Solo unos cuantos minutos antes, seguía empecinada. Continuaba hundiéndose. Doménica repasa las escenas de la reunión que acaban de tener. Casi se puede escuchar y ver con nitidez frente a ella dándole elementos para tomar conciencia.

—Mira, Emilia, todos nos ponemos tristes por algún tiempo, pero lo tuyo es más que eso. Ya cruzó los límites de la tristeza y se adentró en la frontera de lo que hace daño. Lo tuyo ya se pasó de tueste. A lo mejor se trata de una depresión clínica —la voz de Doménica buscó los giros adecuados en el tono y las palabras precisas para que su amiga no se sintiera juzgada sino acompañada.

Emilia elevó la cara y la traspasó con la mirada.

—Estoy cansada. No he podido dormir.

—¿Hace cuánto que no duermes?

—Mucho, no sé. Mucho. No logro conciliar el sueño. Tampoco tengo hambre.

—¿Qué te gustaría comer? Lo pido.

—Nada, no se me antoja nada. Tengo nauseas. Los olores me irritan el estómago. Traigo irritadísimos los pezones. No sé cómo le hice para llegar a esta condición.

—¿En serio no sabes?

Emilia miró a Doménica con el gesto descompuesto. Si pudiera, le arañaría la cara y le dejaría una cicatriz que le recorriera esa piel tan blanca, le descuadrara esos ojos tan azules y le golpearía esa nariz perfecta. Mete aire a los pulmones, se enreda un mechón de pelo al dedo índice y lo jala, como si quisiera arrancarlo todo de cuajo.

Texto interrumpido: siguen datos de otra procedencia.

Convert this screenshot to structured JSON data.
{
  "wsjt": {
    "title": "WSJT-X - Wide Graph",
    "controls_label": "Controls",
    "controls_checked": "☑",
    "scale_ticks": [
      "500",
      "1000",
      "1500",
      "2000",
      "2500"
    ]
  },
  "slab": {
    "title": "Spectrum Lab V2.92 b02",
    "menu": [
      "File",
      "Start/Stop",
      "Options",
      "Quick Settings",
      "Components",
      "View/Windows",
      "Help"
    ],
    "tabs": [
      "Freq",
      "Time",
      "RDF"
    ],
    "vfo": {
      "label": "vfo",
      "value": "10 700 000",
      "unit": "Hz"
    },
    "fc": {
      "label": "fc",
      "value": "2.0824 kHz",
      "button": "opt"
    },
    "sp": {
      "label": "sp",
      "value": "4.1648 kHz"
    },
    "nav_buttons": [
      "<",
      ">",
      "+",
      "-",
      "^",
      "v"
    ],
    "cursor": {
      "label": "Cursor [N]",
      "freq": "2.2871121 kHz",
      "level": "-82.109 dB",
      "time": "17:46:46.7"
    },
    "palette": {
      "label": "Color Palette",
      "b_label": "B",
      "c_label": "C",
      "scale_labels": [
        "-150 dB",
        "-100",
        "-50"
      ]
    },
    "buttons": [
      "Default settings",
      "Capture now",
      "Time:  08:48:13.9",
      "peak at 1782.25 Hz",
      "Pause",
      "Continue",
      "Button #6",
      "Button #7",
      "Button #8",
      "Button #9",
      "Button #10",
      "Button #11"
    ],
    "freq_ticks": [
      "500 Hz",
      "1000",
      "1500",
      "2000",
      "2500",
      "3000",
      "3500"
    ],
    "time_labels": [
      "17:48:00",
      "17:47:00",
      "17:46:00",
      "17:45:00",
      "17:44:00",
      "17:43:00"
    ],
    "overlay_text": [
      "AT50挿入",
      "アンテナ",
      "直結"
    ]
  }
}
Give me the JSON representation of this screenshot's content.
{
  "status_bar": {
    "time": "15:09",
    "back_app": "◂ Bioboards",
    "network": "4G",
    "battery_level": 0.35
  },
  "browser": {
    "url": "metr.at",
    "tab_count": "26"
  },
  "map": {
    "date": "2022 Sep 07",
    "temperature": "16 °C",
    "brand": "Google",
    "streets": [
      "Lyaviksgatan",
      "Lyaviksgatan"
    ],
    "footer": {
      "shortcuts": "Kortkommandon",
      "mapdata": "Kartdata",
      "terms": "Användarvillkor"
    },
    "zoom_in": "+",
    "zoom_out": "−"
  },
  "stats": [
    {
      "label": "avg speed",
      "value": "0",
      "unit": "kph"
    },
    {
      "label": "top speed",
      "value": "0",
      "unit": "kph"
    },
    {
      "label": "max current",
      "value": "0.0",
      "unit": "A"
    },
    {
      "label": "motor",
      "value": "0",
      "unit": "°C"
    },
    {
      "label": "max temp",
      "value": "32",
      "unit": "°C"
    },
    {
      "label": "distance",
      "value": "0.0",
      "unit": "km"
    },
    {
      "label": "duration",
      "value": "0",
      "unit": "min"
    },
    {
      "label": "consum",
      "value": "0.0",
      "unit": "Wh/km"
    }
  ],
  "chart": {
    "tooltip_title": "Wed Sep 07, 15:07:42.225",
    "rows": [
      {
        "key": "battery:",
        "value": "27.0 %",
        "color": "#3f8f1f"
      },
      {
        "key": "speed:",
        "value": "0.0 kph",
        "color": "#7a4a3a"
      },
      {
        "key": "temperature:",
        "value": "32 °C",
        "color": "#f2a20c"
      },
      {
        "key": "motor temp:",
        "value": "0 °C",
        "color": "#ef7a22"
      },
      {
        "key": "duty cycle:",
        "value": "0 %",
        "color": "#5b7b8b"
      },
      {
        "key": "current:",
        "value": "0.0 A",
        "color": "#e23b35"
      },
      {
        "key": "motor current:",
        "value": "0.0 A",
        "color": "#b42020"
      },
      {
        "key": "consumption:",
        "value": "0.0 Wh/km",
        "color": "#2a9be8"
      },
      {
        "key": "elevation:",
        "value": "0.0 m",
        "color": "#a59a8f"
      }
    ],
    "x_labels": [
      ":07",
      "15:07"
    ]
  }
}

—Emilia, entiéndelo. La depresión es una enfermedad real que puede tratarse. Son muchos los que creen que es una tristeza normal de la vida y que pueden superarla por cuenta propia.

—Yo le echo ganas, en serio. Pero lo extraño mucho. Quiero compensar sus ausencias, contrapesar la fuerza de ese deseo con algo. No sé qué es ese algo. Desafiar al destino. Ir a buscarlo, tirármele de panza, quiero pedirle que me recoja. Pagar el precio que haya que pagar. Me quiero morir al imaginar que no me aceptará de regreso. Va a venir, digo bajito en la mañana. No vino, grito frente al espejo en la noche.

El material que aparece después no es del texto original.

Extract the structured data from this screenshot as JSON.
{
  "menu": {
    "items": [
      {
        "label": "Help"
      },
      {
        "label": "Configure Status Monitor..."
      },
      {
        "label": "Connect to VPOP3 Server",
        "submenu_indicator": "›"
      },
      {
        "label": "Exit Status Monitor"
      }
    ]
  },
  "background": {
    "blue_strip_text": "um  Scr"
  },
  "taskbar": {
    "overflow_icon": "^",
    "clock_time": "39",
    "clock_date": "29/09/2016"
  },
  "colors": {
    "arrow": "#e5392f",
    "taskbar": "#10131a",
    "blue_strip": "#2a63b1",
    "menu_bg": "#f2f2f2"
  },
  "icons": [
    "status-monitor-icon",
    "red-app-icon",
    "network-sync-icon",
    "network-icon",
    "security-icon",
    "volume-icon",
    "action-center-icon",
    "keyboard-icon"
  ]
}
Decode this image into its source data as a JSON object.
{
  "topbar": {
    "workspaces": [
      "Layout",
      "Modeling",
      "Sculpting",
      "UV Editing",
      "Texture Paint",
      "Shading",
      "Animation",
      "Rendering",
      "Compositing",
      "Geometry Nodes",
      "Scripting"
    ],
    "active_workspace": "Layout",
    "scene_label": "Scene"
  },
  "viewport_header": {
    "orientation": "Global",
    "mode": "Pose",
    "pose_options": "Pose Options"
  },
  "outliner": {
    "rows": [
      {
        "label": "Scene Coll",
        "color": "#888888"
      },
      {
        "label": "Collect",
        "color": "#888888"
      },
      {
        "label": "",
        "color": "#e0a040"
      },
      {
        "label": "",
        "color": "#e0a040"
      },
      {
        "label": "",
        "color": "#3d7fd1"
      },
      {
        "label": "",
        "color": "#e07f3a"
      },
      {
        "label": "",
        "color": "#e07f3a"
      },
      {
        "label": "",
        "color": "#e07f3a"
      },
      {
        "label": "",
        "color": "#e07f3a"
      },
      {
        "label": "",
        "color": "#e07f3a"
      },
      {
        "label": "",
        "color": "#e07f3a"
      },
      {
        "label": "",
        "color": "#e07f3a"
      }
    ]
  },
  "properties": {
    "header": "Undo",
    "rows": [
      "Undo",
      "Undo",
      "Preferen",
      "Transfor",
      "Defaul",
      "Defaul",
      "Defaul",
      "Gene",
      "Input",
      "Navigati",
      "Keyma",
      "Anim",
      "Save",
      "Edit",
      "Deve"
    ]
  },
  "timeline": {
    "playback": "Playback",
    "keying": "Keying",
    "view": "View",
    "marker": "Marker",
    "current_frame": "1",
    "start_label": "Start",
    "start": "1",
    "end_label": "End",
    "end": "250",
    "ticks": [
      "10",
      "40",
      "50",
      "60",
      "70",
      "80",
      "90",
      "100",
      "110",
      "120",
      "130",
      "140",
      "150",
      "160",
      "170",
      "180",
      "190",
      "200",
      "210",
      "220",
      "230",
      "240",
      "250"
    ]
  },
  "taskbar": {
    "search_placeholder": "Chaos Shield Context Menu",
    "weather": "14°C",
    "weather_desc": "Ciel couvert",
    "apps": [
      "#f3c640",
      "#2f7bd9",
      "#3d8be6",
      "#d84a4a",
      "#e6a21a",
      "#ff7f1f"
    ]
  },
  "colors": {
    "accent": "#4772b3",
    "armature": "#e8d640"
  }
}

—Emilia, entiéndeme, no se trata de echarle ganas. Yo creo que esto ya es una cuestión de los elementos químicos del cuerpo.

—¿De dónde sacas palabras tan elegantes? ¿Estoy con mi amiga o con una ñoña estudiante de medicina? —Emilia la reta.

—Soy tu amiga, Emilia —Doménica le quiere recordar que es casi la única amiga que le queda, pero sabe que esos golpes bajos son mezquinos.

—¿Cuántas veces habremos hecho el amor? Me despierto creyendo que está acostado junto a mí. Extiendo el brazo hasta que se me entumece y compruebo que no hay nadie ahí. Me falta el beso y la caricia. Me faltan todas las palabras que pronunciaba. Y fantaseo y lo imagino junto a mí, con la misma necesidad que yo siento y repito una y otra vez las escenas con cada vez más detalles. No quiero buscar explicaciones y encontrar expiaciones, eso sería reconocer que lo nuestro fue un error o un desvarío por los que tengo que justificarme o pedir perdón. No y no. ¿Ves como no estoy loca?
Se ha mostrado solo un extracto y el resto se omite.